François Hollande a déclaré vendredi qu’il se rendait au Mali samedi pour «dire à nos soldats tout notre soutien» et «permettre que les Africains viennent le plus vite possible nous rejoindre».
François Hollande décollera dans la soirée pour le Mali où il rencontrera son homologue Dioncounda Traoré, comme le révélait aujourd'hui Libération.
«Je vais au Mali demain pour dire à nos soldats tout notre soutien, tous nos encouragements, toute notre fierté, je vais au Mali demain pour permettre que les Africains viennent le plus vite possible nous rejoindre et leur dire que nous avons besoin d’eux pour cette force internationale», a déclaré François Hollande à la presse, en marge d’un déplacement à Ermont-Eaubonne (Val-d’Oise).
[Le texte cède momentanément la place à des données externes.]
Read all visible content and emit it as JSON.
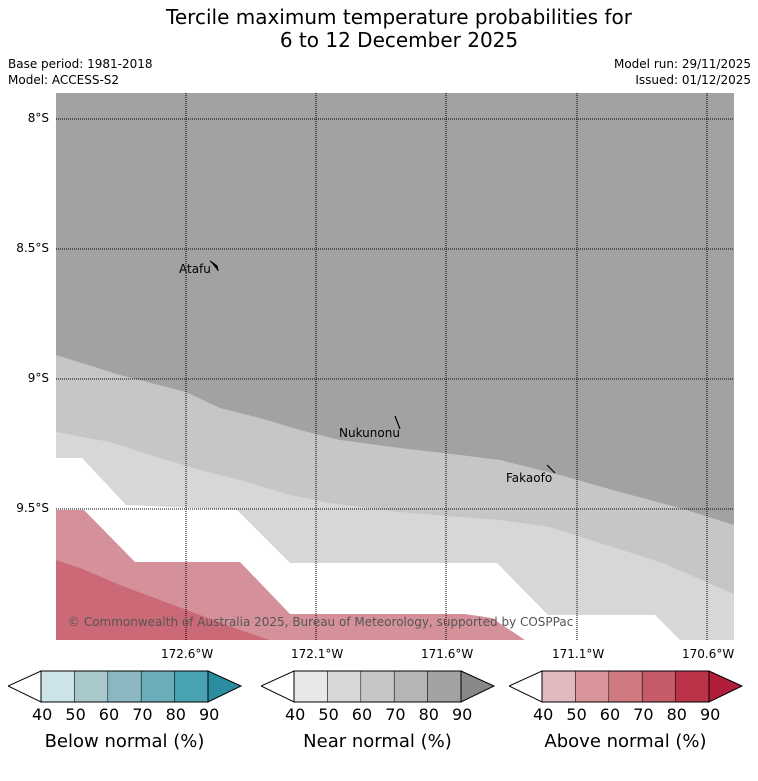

«Je vais au Mali aussi pour qu’il y ait un dialogue politique qui puisse permettre que le Mali, après avoir chassé les terroristes, puisse retrouver la stabilité et l’esprit de concorde», a poursuivi le président de la République. Comme on lui demandait quand pourrait être envisagée une baisse du dispositif militaire français dans ce pays, il a répondu : «Je vous le dirai demain (samedi).»
François Hollande se rend samedi au Mali, trois semaines presque jour pour jour après le début de l’intervention militaire française dans ce pays. Il sera accompagné de trois ministres : Laurent Fabius (Affaires étrangères), Jean-Yves Le Drian (Défense) et Pascal Canfin (Développement). Le chef de l’Etat doit être accueilli à Sévaré (centre) par son homologue malien Dioncounda Traoré, a précisé la présidence malienne sur son compte Twitter.
Les deux hommes se rendront ensuite à Tombouctou, pour une visite aux forces françaises et maliennes qui y sont déployées, puis de la mosquée Djingareyber et du centre Ahmed Baba, est-il précisé de même source. Ils «seront de retour à Bamako à la mi-journée pour un déjeuner de travail», ajoute un troisième et dernier tweet.
Actuellement, 4 600 soldats français - dont 3 500 sur le sol malien - sont engagés dans l’opération lancée le 11 janvier et qui a permis notamment la reprise des villes de Gao et Tombouctou.